Explaining geometric convergence by grade level
Draw a triangle inside a circle. Now draw a square inside the same circle. The square fits the circle better. Each time you add more sides, your shape looks more like the circle. It gets closer but never quite matches.
Projects that explore geometric convergence
Wrapping polygons around a circle reveals geometric convergence in action. You start with a square drawn around a circle of radius 1, then double the sides to 8, then 16, and beyond. As the side count grows, each polygon's perimeter closes in on the circle's circumference. This process produces a recursive equation that approaches pi from above — and it turns out to match a famous upper-bound formula published by François Viète centuries ago. From there, you derive an algebraic polynomial where one root is pi itself, with the remaining roots being new numbers called the Pi Associates, whose properties remain unexplored.

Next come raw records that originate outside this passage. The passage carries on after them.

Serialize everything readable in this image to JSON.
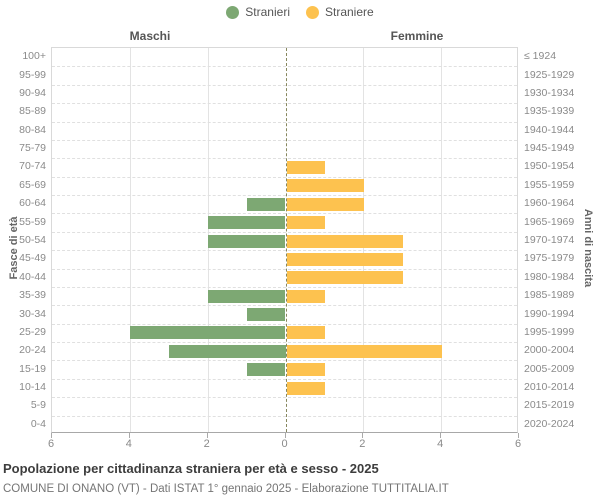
{
  "legend": {
    "items": [
      {
        "label": "Stranieri",
        "color": "#7da873"
      },
      {
        "label": "Straniere",
        "color": "#fdc24f"
      }
    ]
  },
  "headers": {
    "males": "Maschi",
    "females": "Femmine"
  },
  "axes": {
    "left_title": "Fasce di età",
    "right_title": "Anni di nascita",
    "x_tick_labels": [
      "6",
      "4",
      "2",
      "0",
      "2",
      "4",
      "6"
    ],
    "x_tick_offsets": [
      -6,
      -4,
      -2,
      0,
      2,
      4,
      6
    ]
  },
  "chart_data": {
    "type": "bar",
    "subtype": "population-pyramid",
    "title": "Popolazione per cittadinanza straniera per età e sesso - 2025",
    "age_groups": [
      "100+",
      "95-99",
      "90-94",
      "85-89",
      "80-84",
      "75-79",
      "70-74",
      "65-69",
      "60-64",
      "55-59",
      "50-54",
      "45-49",
      "40-44",
      "35-39",
      "30-34",
      "25-29",
      "20-24",
      "15-19",
      "10-14",
      "5-9",
      "0-4"
    ],
    "birth_year_labels": [
      "≤ 1924",
      "1925-1929",
      "1930-1934",
      "1935-1939",
      "1940-1944",
      "1945-1949",
      "1950-1954",
      "1955-1959",
      "1960-1964",
      "1965-1969",
      "1970-1974",
      "1975-1979",
      "1980-1984",
      "1985-1989",
      "1990-1994",
      "1995-1999",
      "2000-2004",
      "2005-2009",
      "2010-2014",
      "2015-2019",
      "2020-2024"
    ],
    "series": [
      {
        "name": "Stranieri",
        "side": "left",
        "color": "#7da873",
        "values": [
          0,
          0,
          0,
          0,
          0,
          0,
          0,
          0,
          1,
          2,
          2,
          0,
          0,
          2,
          1,
          4,
          3,
          1,
          0,
          0,
          0
        ]
      },
      {
        "name": "Straniere",
        "side": "right",
        "color": "#fdc24f",
        "values": [
          0,
          0,
          0,
          0,
          0,
          0,
          1,
          2,
          2,
          1,
          3,
          3,
          3,
          1,
          0,
          1,
          4,
          1,
          1,
          0,
          0
        ]
      }
    ],
    "xlim": [
      0,
      6
    ],
    "grid": true,
    "legend_position": "top"
  },
  "footer": {
    "title": "Popolazione per cittadinanza straniera per età e sesso - 2025",
    "source": "COMUNE DI ONANO (VT) - Dati ISTAT 1° gennaio 2025 - Elaborazione TUTTITALIA.IT"
  }
}
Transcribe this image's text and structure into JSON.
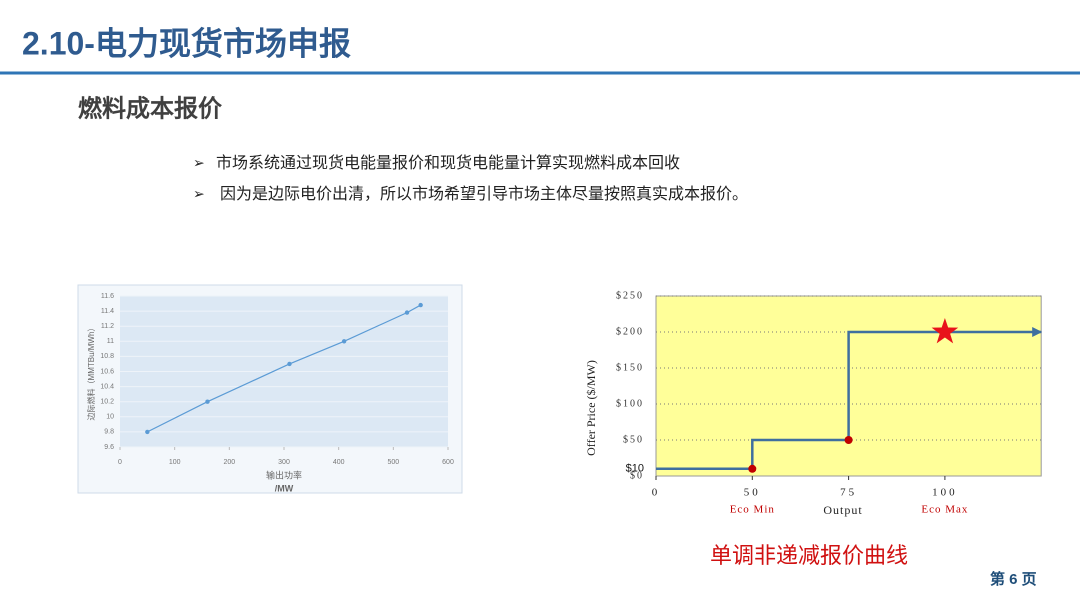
{
  "header": {
    "title": "2.10-电力现货市场申报"
  },
  "subtitle": "燃料成本报价",
  "bullets": [
    "市场系统通过现货电能量报价和现货电能量计算实现燃料成本回收",
    "因为是边际电价出清，所以市场希望引导市场主体尽量按照真实成本报价。"
  ],
  "chart_data": [
    {
      "type": "line",
      "ylabel": "边际燃料（MMTBu/MWh）",
      "xlabel": [
        "输出功率",
        "/MW"
      ],
      "x": [
        50,
        160,
        310,
        410,
        525,
        550
      ],
      "series": [
        {
          "color": "#5b9bd5",
          "values": [
            9.8,
            10.2,
            10.7,
            11.0,
            11.38,
            11.48
          ]
        }
      ],
      "xlim": [
        0,
        600
      ],
      "xticks": [
        0,
        100,
        200,
        300,
        400,
        500,
        600
      ],
      "ylim": [
        9.6,
        11.6
      ],
      "yticks": [
        9.6,
        9.8,
        10,
        10.2,
        10.4,
        10.6,
        10.8,
        11,
        11.2,
        11.4,
        11.6
      ],
      "grid": true
    },
    {
      "type": "step",
      "ylabel": "Offer Price ($/MW)",
      "xlabel": "Output",
      "x": [
        0,
        50,
        50,
        75,
        75,
        125
      ],
      "series": [
        {
          "color": "#3f6f9f",
          "values": [
            10,
            10,
            50,
            50,
            200,
            200
          ]
        }
      ],
      "markers": [
        {
          "x": 50,
          "y": 10,
          "shape": "circle",
          "color": "#c00000"
        },
        {
          "x": 75,
          "y": 50,
          "shape": "circle",
          "color": "#c00000"
        },
        {
          "x": 100,
          "y": 200,
          "shape": "star",
          "color": "#e8121b"
        }
      ],
      "annotations": [
        {
          "text": "Eco Min",
          "x": 50
        },
        {
          "text": "Eco Max",
          "x": 100
        },
        {
          "text": "$10",
          "y": 10
        }
      ],
      "xlim": [
        0,
        125
      ],
      "xticks": [
        0,
        50,
        75,
        100
      ],
      "ylim": [
        0,
        250
      ],
      "yticks": [
        {
          "value": 0,
          "label": "$0"
        },
        {
          "value": 50,
          "label": "$50"
        },
        {
          "value": 100,
          "label": "$100"
        },
        {
          "value": 150,
          "label": "$150"
        },
        {
          "value": 200,
          "label": "$200"
        },
        {
          "value": 250,
          "label": "$250"
        }
      ],
      "grid": true,
      "background": "#ffff99"
    }
  ],
  "caption": "单调非递减报价曲线",
  "page": "第 6 页"
}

Ancient mathematicians estimated pi by drawing polygons inside and around circles — and the more sides a polygon has, the closer the estimate gets. You calculate pi by averaging the perimeters of polygons inscribed in and circumscribed about a circle, then track how the error changes as the side count grows. Testing six different pairs of polygons, a clear pattern emerges: the error ratio approaches the square of the inverse of the side-count ratio. That means the error shrinks in a predictable way as you add more sides, giving you a precise measure of how fast the shape converges toward a perfect circle.